I’m not a linguist, so never can recall what the proper terminology is for this form of the plural, but someone around here mentioned it a while back in another thread.
cory says
Hellraiser. Puzzlebox. Octopussys. Rubik’s Cube.
You see where this is heading??
Ichthyic says
You see where this is heading??
the only difference being tentacles with toothed-suckers instead of chains with hooks?
We have such sights to show you!
The Chemist says
Pointless exuberant comment begin>>
Chirality matters biatches!
>>pointless exuberant comment end
Old Bogus says
Fools. Now Cthulhu will know we still inhabit the upper regions of Earth. How else would his subjects get these creations of Satan?
Vidar says
#67, cory
Cthulhu! Fthagn, Cthulhu! Ia, br’kek eish wmblah, nugga wugga xzxwz? Yarble gffuf ‘dominion’, znargle bffuf Rley’eh.

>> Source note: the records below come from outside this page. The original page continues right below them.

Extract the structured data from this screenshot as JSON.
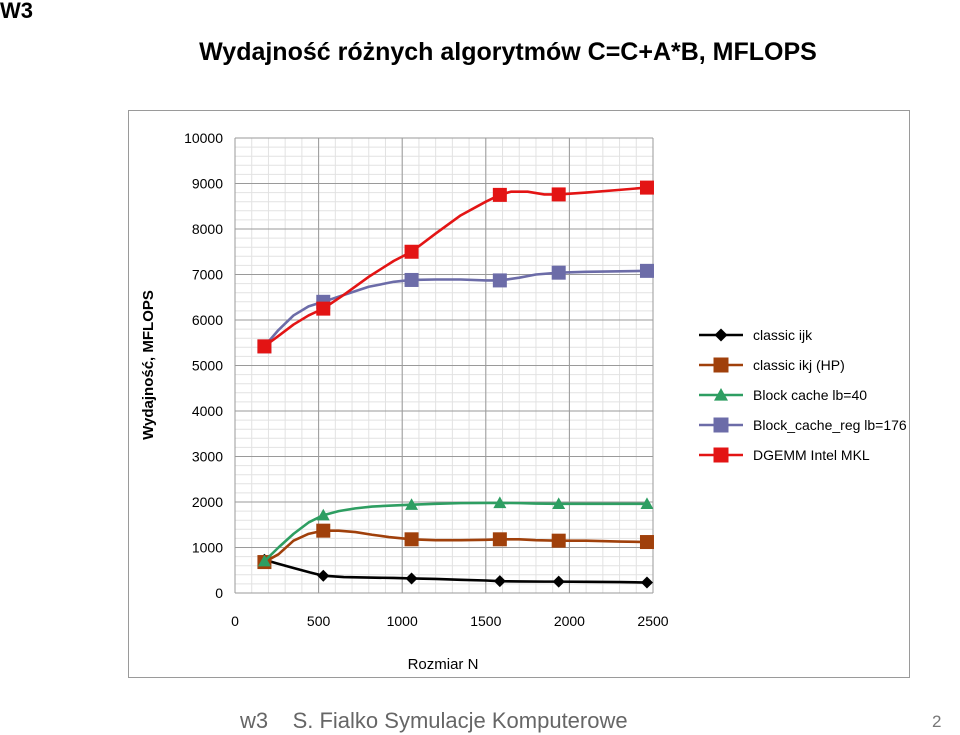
{
  "slide": {
    "label": "W3",
    "footer_left": "w3    S. Fialko Symulacje Komputerowe",
    "page_number": "2"
  },
  "chart_data": {
    "type": "line",
    "title": "Wydajność różnych algorytmów C=C+A*B, MFLOPS",
    "xlabel": "Rozmiar N",
    "ylabel": "Wydajność, MFLOPS",
    "xlim": [
      0,
      2500
    ],
    "ylim": [
      0,
      10000
    ],
    "x_ticks": [
      0,
      500,
      1000,
      1500,
      2000,
      2500
    ],
    "y_ticks": [
      0,
      1000,
      2000,
      3000,
      4000,
      5000,
      6000,
      7000,
      8000,
      9000,
      10000
    ],
    "grid": true,
    "legend_position": "right",
    "series": [
      {
        "name": "classic ijk",
        "color": "#000000",
        "marker": "diamond",
        "x": [
          176,
          528,
          1056,
          1584,
          1936,
          2464
        ],
        "y": [
          730,
          380,
          320,
          260,
          250,
          230
        ],
        "line_x": [
          176,
          250,
          350,
          450,
          528,
          650,
          800,
          950,
          1056,
          1200,
          1350,
          1500,
          1584,
          1700,
          1850,
          1936,
          2100,
          2300,
          2464
        ],
        "line_y": [
          730,
          650,
          550,
          450,
          380,
          350,
          340,
          330,
          320,
          310,
          290,
          275,
          260,
          255,
          250,
          250,
          245,
          240,
          230
        ]
      },
      {
        "name": "classic ikj (HP)",
        "color": "#a0400b",
        "marker": "square",
        "x": [
          176,
          528,
          1056,
          1584,
          1936,
          2464
        ],
        "y": [
          680,
          1370,
          1180,
          1180,
          1150,
          1120
        ],
        "line_x": [
          176,
          260,
          350,
          440,
          528,
          620,
          720,
          820,
          920,
          1056,
          1200,
          1350,
          1500,
          1584,
          1700,
          1800,
          1936,
          2100,
          2300,
          2464
        ],
        "line_y": [
          680,
          850,
          1150,
          1300,
          1370,
          1370,
          1340,
          1280,
          1230,
          1180,
          1160,
          1160,
          1170,
          1180,
          1180,
          1160,
          1150,
          1150,
          1130,
          1120
        ]
      },
      {
        "name": "Block cache lb=40",
        "color": "#2e9e62",
        "marker": "triangle",
        "x": [
          176,
          528,
          1056,
          1584,
          1936,
          2464
        ],
        "y": [
          700,
          1710,
          1940,
          1980,
          1960,
          1960
        ],
        "line_x": [
          176,
          260,
          350,
          440,
          528,
          620,
          720,
          820,
          920,
          1056,
          1200,
          1350,
          1500,
          1584,
          1700,
          1800,
          1936,
          2100,
          2300,
          2464
        ],
        "line_y": [
          700,
          1000,
          1300,
          1550,
          1710,
          1800,
          1860,
          1900,
          1920,
          1940,
          1960,
          1975,
          1980,
          1980,
          1975,
          1965,
          1960,
          1960,
          1960,
          1960
        ]
      },
      {
        "name": "Block_cache_reg lb=176",
        "color": "#6c6ca8",
        "marker": "square",
        "x": [
          176,
          528,
          1056,
          1584,
          1936,
          2464
        ],
        "y": [
          5420,
          6400,
          6880,
          6870,
          7040,
          7080
        ],
        "line_x": [
          176,
          260,
          350,
          440,
          528,
          650,
          800,
          950,
          1056,
          1200,
          1350,
          1500,
          1584,
          1700,
          1800,
          1936,
          2100,
          2300,
          2464
        ],
        "line_y": [
          5420,
          5780,
          6100,
          6300,
          6400,
          6550,
          6730,
          6840,
          6880,
          6890,
          6890,
          6870,
          6870,
          6930,
          7000,
          7040,
          7060,
          7070,
          7080
        ]
      },
      {
        "name": "DGEMM Intel MKL",
        "color": "#e31414",
        "marker": "square",
        "x": [
          176,
          528,
          1056,
          1584,
          1936,
          2464
        ],
        "y": [
          5420,
          6250,
          7500,
          8750,
          8760,
          8910
        ],
        "line_x": [
          176,
          260,
          350,
          440,
          528,
          650,
          800,
          950,
          1056,
          1200,
          1350,
          1500,
          1584,
          1650,
          1750,
          1850,
          1936,
          2100,
          2300,
          2464
        ],
        "line_y": [
          5420,
          5650,
          5900,
          6100,
          6250,
          6550,
          6950,
          7300,
          7500,
          7900,
          8300,
          8600,
          8750,
          8820,
          8820,
          8760,
          8760,
          8800,
          8860,
          8910
        ]
      }
    ]
  }
}
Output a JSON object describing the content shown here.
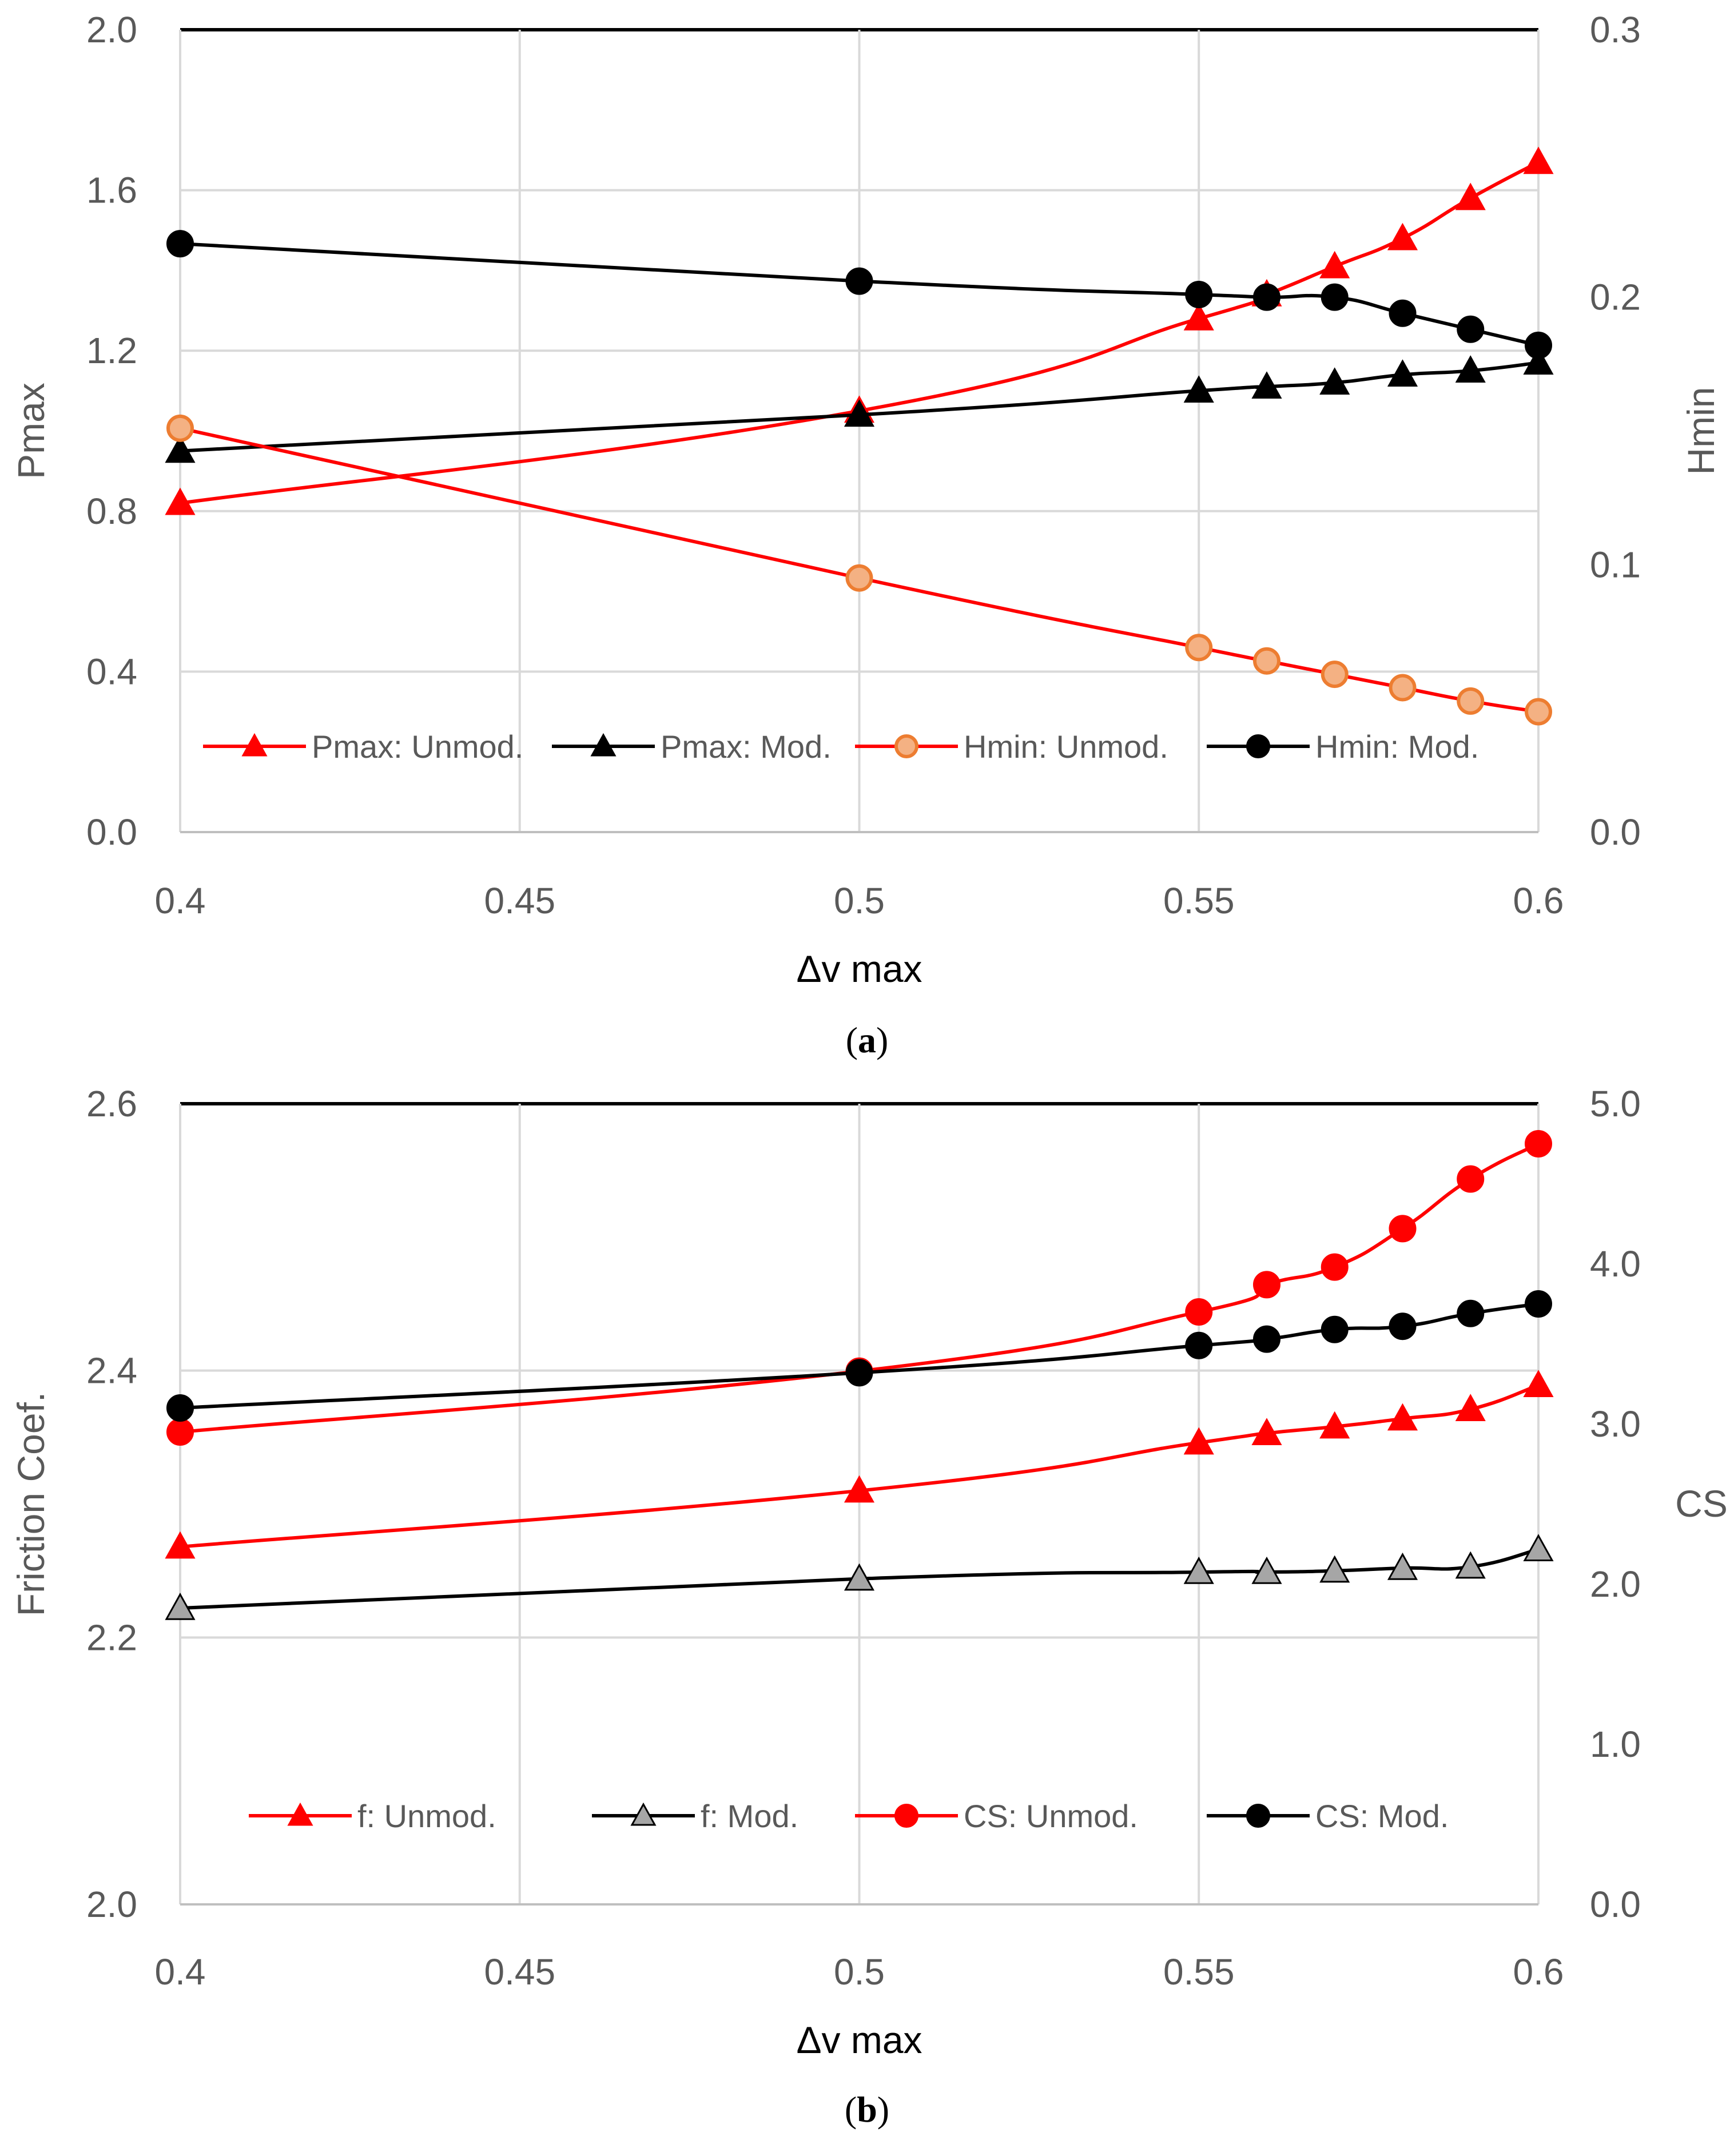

Cthulhu, tik’ty-pu!
The starts are right!
Plural for octopus: octopoi, octopie, octupusen, octopii, octopusmey (klingon), octopoj (esparanto), and octoprim (elven) are all acceptable plurals of octopus, in my not so humble opinion.
I certainly use a variety of plural forms in my computer-code to add some colour of the dreary lives of the maintenance programmers. I’m a generous soul like that.
Sven DIMilo says
…and those are different Classes, to those still wed to the orthodoxy of the Linnean hierarchy.
Sven DIMilo says
Eh, that’s true for fish and fishes…and not much else. I don’t know any cephalopodologists, so I’ll grant you the usage for octopuses too. Nobody says “5 turtle” or “a group of mouse.”
Use of the singular for the plural is known as the “sportsmen’s plural” because it’s used mostly for animals people like to shoot and hook. “A brace of pheasant,” e.g.